The court found the case at issue indistinguishable from Cincinnati Thermal Spray, Inc. v. Pender County, 101 N.C.App. 405, 399 S.E.2d 758 (1991). In that case, the court also invalidated an oral contract (or alleged oral contract) for lack of a preaudit certificate. A county employee had promised that the county would construct an adequate water and sewer system to serve the plaintiff’s facilities in order to entice the plaintiff to purchase property and locate in the county. When the county did not construct water and sewer facilities adequate to serve the plaintiff’s needs, the company sued the county arguing that the county employee made false representations to induce the plaintiff to purchase the property. The county claimed that there was no valid contract between the county and the plaintiff, and the court agreed.

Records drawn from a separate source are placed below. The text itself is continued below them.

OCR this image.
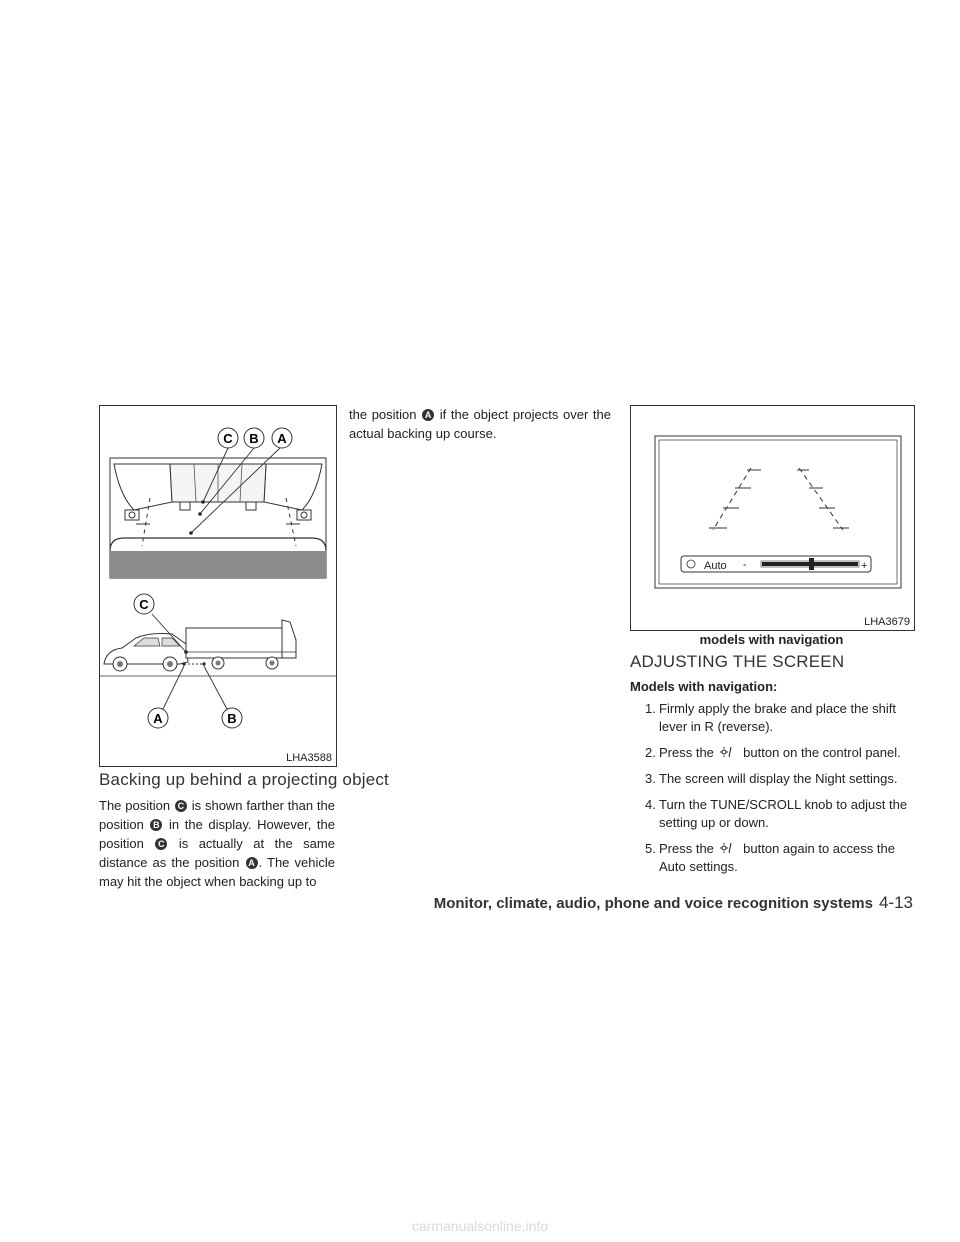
C B A
C
A	B
LHA3588
Auto -	+
LHA3679
models with navigation
Backing up behind a projecting object
The position C is shown farther than the position B in the display. However, the position C is actually at the same distance as the position A . The vehicle may hit the object when backing up to
the position A if the object projects over the actual backing up course.
ADJUSTING THE SCREEN
Models with navigation:
1. Firmly apply the brake and place the shift lever in R (reverse).
2. Press the button on the control panel.
3. The screen will display the Night settings.
4. Turn the TUNE/SCROLL knob to adjust the setting up or down.
5. Press the button again to access the Auto settings.
Monitor, climate, audio, phone and voice recognition systems 4-13
carmanualsonline.info
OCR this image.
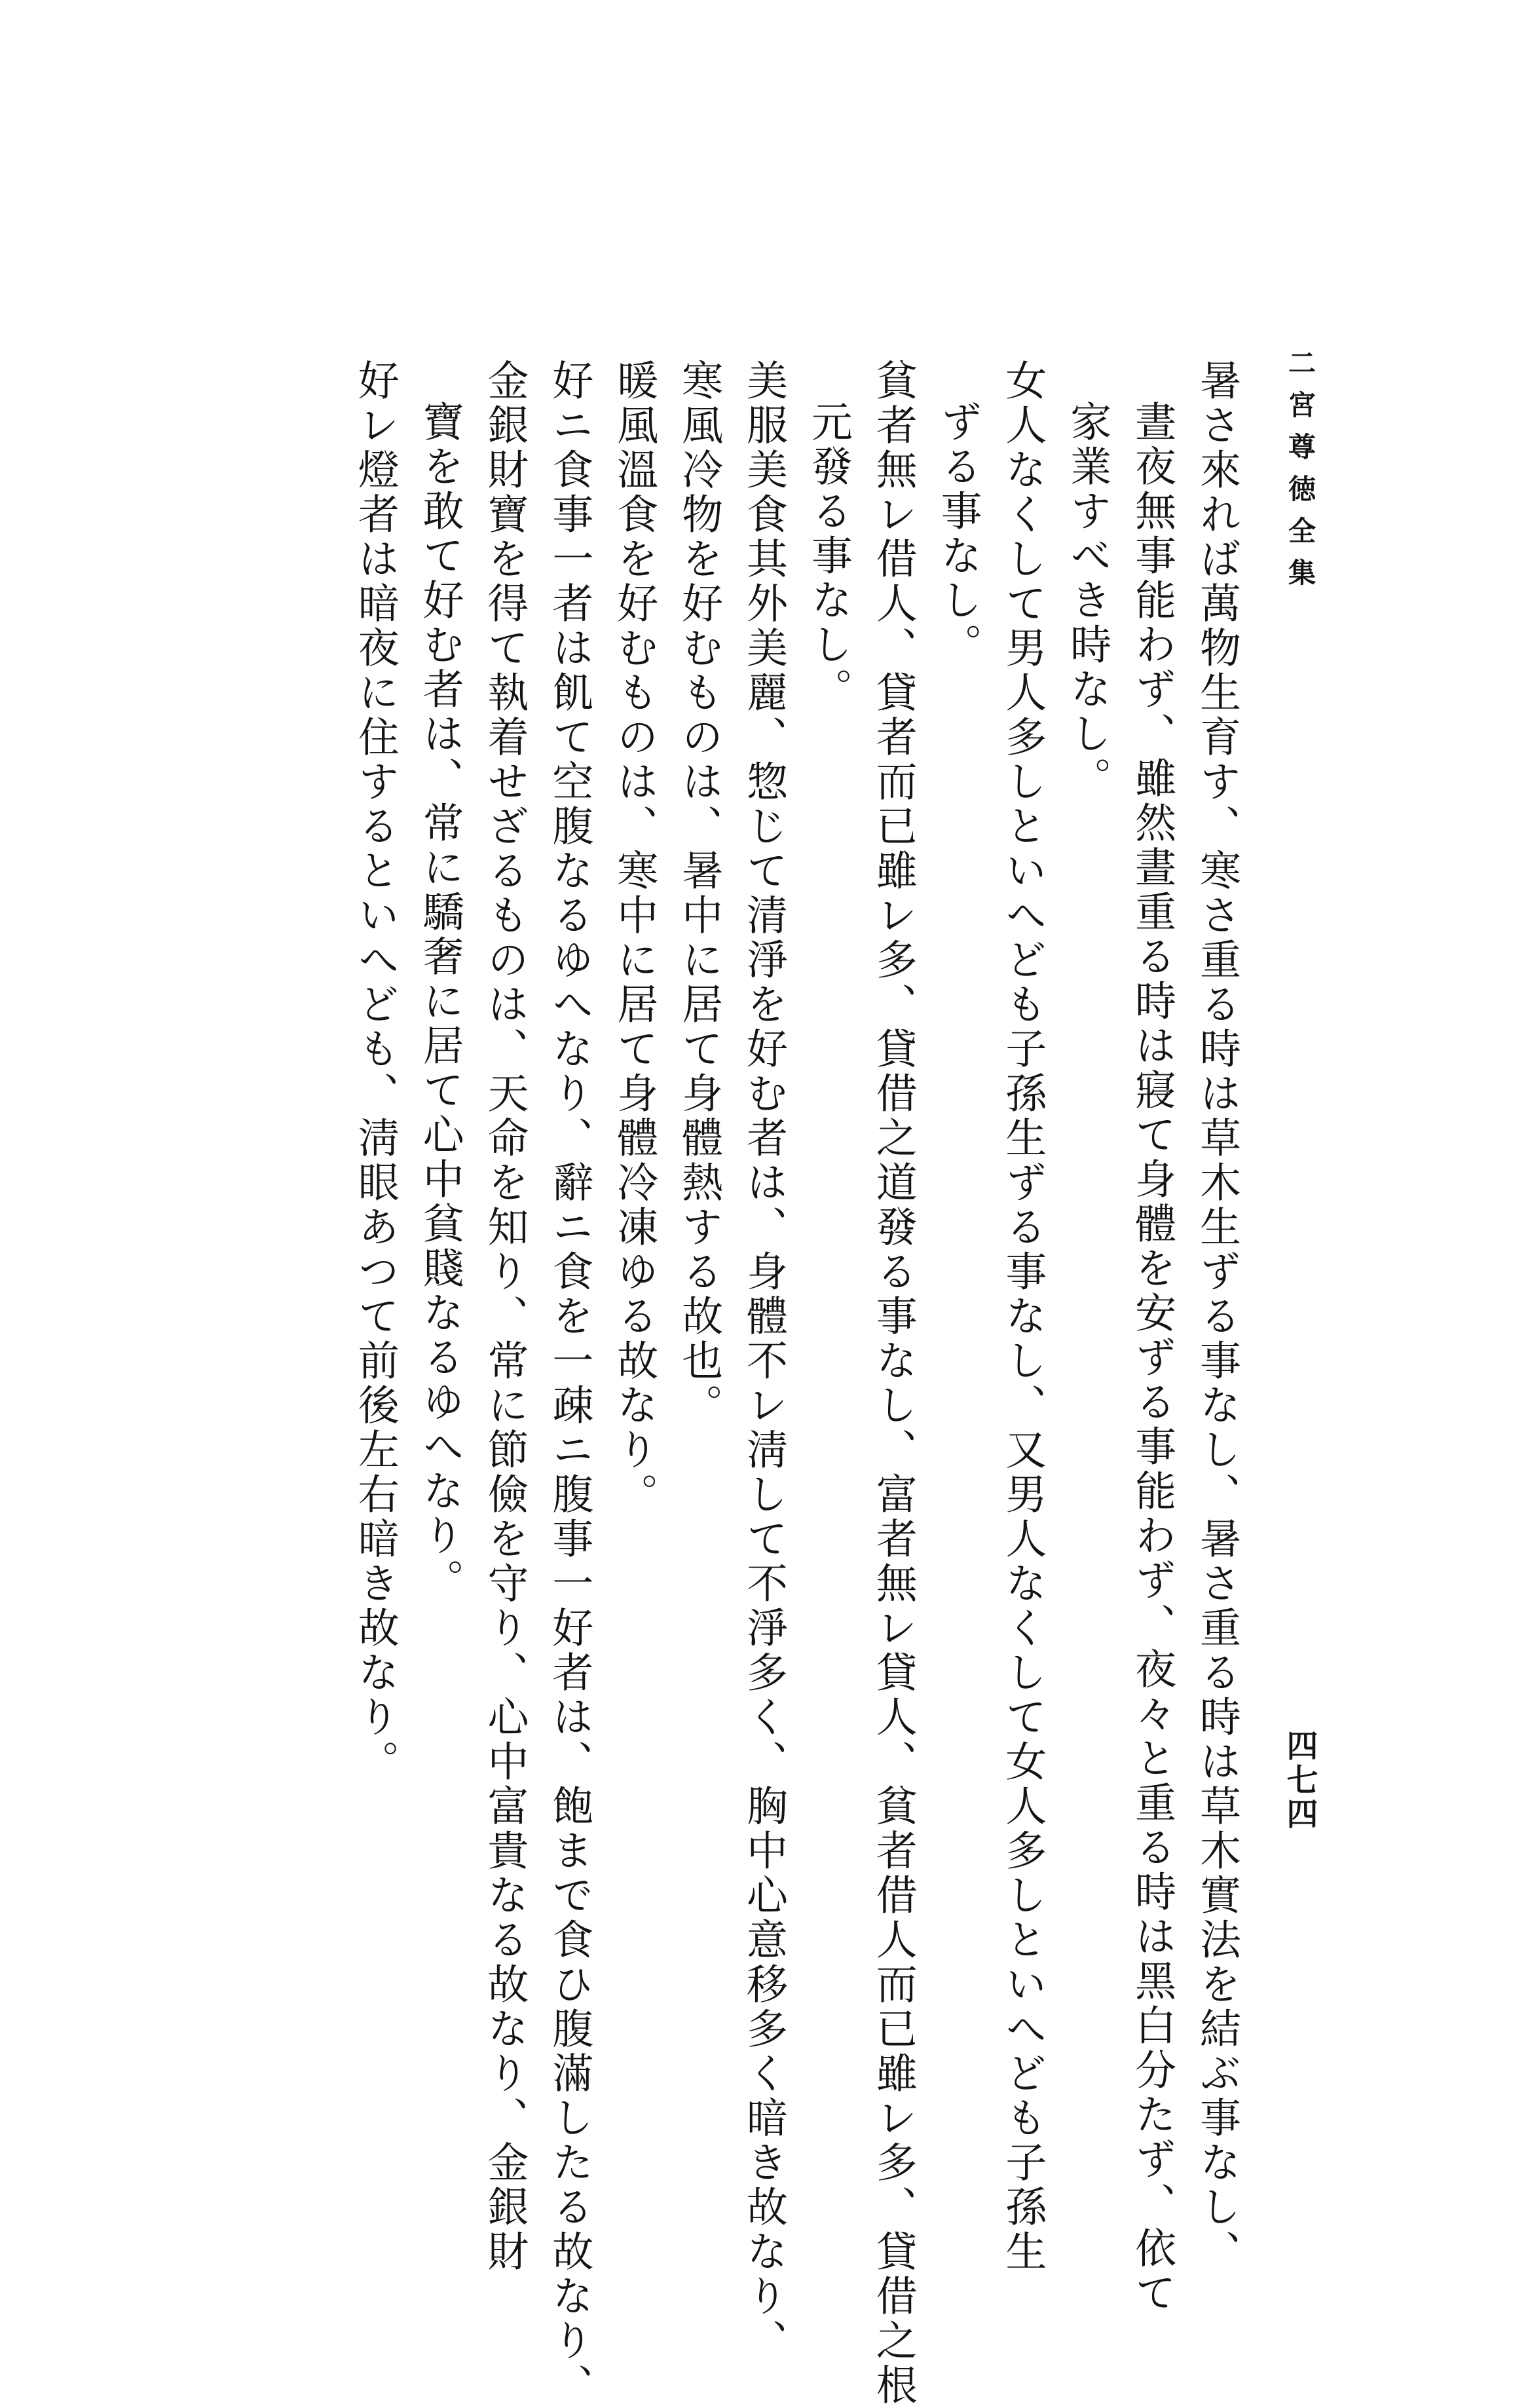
二宮尊徳全集
四七四
暑さ來れば萬物生育す、寒さ重る時は草木生ずる事なし、暑さ重る時は草木實法を結ぶ事なし、
晝夜無事能わず、雖然晝重る時は寢て身體を安ずる事能わず、夜々と重る時は黑白分たず、依て
家業すべき時なし。
女人なくして男人多しといへども子孫生ずる事なし、又男人なくして女人多しといへども子孫生
ずる事なし。
貧者無レ借人、貸者而已雖レ多、貸借之道發る事なし、富者無レ貸人、貧者借人而已雖レ多、貸借之根
元發る事なし。
美服美食其外美麗、惣じて清淨を好む者は、身體不レ淸して不淨多く、胸中心意移多く暗き故なり、
寒風冷物を好むものは、暑中に居て身體熱する故也。
暖風溫食を好むものは、寒中に居て身體冷凍ゆる故なり。
好ニ食事一者は飢て空腹なるゆへなり、辭ニ食を一疎ニ腹事一好者は、飽まで食ひ腹滿したる故なり、
金銀財寶を得て執着せざるものは、天命を知り、常に節儉を守り、心中富貴なる故なり、金銀財
寶を敢て好む者は、常に驕奢に居て心中貧賤なるゆへなり。
好レ燈者は暗夜に住するといへども、淸眼あつて前後左右暗き故なり。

Although the cases do appear to be very similar, the facts in Cincinnati Thermal differ from those in Executive Medical in one key respect. In Cincinnati Thermal, there was no budget appropriation authorizing an expenditure for a new water and sewer system. Thus, the first requirement of G.S. 159-28(a) was not satisfied. The agreement was void regardless of whether or not it contained a preaudit certificate. The court in that case likely was looking for the preaudit certificate as some evidence of the board’s approval of the contract. In Executive Medical, however, it appears that the first two components of the preaudit requirement likely were satisfied. The board either explicitly approved the contract or at least ratified it by appropriating funds to pay the contract in the annual budget ordinance. The court did not need to look to the preaudit certificate as evidence of the board’s approval of the contract. It nonetheless invalidated the oral contract.
Application of Preaudit Statute to Future Oral Contracts
Although the plain language of G.S. 159-28(a) suggests that the preaudit certificate requirement does not apply to oral contracts, we now have at least one (and arguably two) court of appeals’ opinions that hold that it does. The Executive Medical holding also strongly implies that G.S. 159-28(a) mandates that all contracts entered into by a local unit be in writing. To be safe, local officials should, at the very least, document any oral agreements in writing in order to properly affix the preaudit certificate.